Carolyn Pfeiffer will join Hector Galan in a discussion of Giant at 1 p.m. Sunday, August 7 at the El Paso Museum of History and they will introduce Galan's Children of Giant, which she executive produced, at 2 p.m. Monday, August 8 at the El Paso Public Library.
Known as one of America’s premiere concert and theater organists, Walter Strony has performed at four fourth Plaza Classic Film Festivals, having accompanied "The Mark of Zorro" in 2015, "Safety Last" in 2014, "The Thief of Baghdad" in 2013, and "The General" in 2010.

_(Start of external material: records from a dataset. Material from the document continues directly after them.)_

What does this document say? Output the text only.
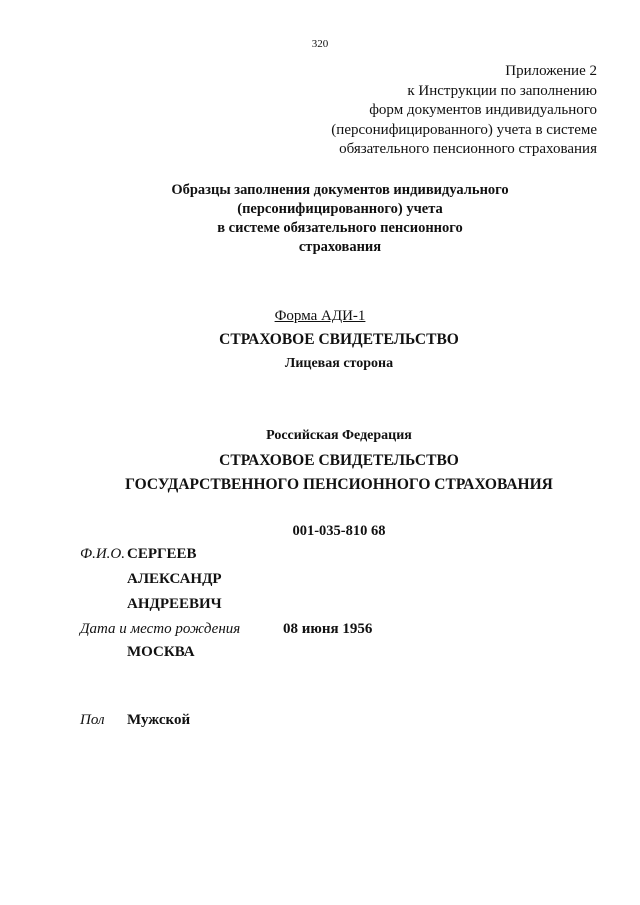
320
Приложение 2
к Инструкции по заполнению
форм документов индивидуального
(персонифицированного) учета в системе
обязательного пенсионного страхования
Образцы заполнения документов индивидуального
(персонифицированного) учета
в системе обязательного пенсионного
страхования
Форма АДИ-1
СТРАХОВОЕ СВИДЕТЕЛЬСТВО
Лицевая сторона
Российская Федерация
СТРАХОВОЕ СВИДЕТЕЛЬСТВО
ГОСУДАРСТВЕННОГО ПЕНСИОННОГО СТРАХОВАНИЯ
001-035-810 68
Ф.И.О. СЕРГЕЕВ
АЛЕКСАНДР
АНДРЕЕВИЧ
Дата и место рождения	08 июня 1956
МОСКВА
Пол Мужской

Walter, a protege of organist Al Melgard, made his public performing debut at age 18 with films and symphony orchestras all over the world, and is frequently featured at conventions of the American Guild of Organists and the American Theatre Organ Society, which twice voted him its Organist of the Year and inducted him into its hall of fame in 2011.
Bart Weiss is an award-winning independent film and video producer, director, editor and educator from Dallas. He is mostly known as the director and founder of the Dallas VideoFest. He produces the TV show *Frame of Mind *on KERA TV in Dallas, and is the artistic director of 3 Stars Cinema. He has traveled to Nigeria, Pakistan and China to show American documentaries for the U.S. State Department. He has taught film and video at Texas A&M's Visualization Lab, Southern Methodist University, UT Austin, and West Virginia State College, and is currently an associate professor at UT Arlington. He is a former president of the Association of Independent Video and Filmmakers (AIVF), former (and founding) board member Dallas Artists Research and Exhibition (DARE), past vice president of the Texas Association of Film and Tape Professionals (TAFTP), founder and past president of the West Virginia Filmmakers' Guild, and co-founder of the Dallas Video Festival and the Video Association of Dallas. He has been a video columnist for The Dallas Morning News, Dallas Times Herald, and United Features Syndicate. Bart received an MFA in Film Directing from Columbia University in 1978 and a B.A. in Radio TV and Film from Temple University in 1975.
Bart Weiss will give a free demonstration of Blackmagic Design’s DaVinci Resolve 12.5 editing software in a free Filmmaker’s Brunch at 10 a.m. Sunday, August 14 in the Foundation Room. Seating is limited.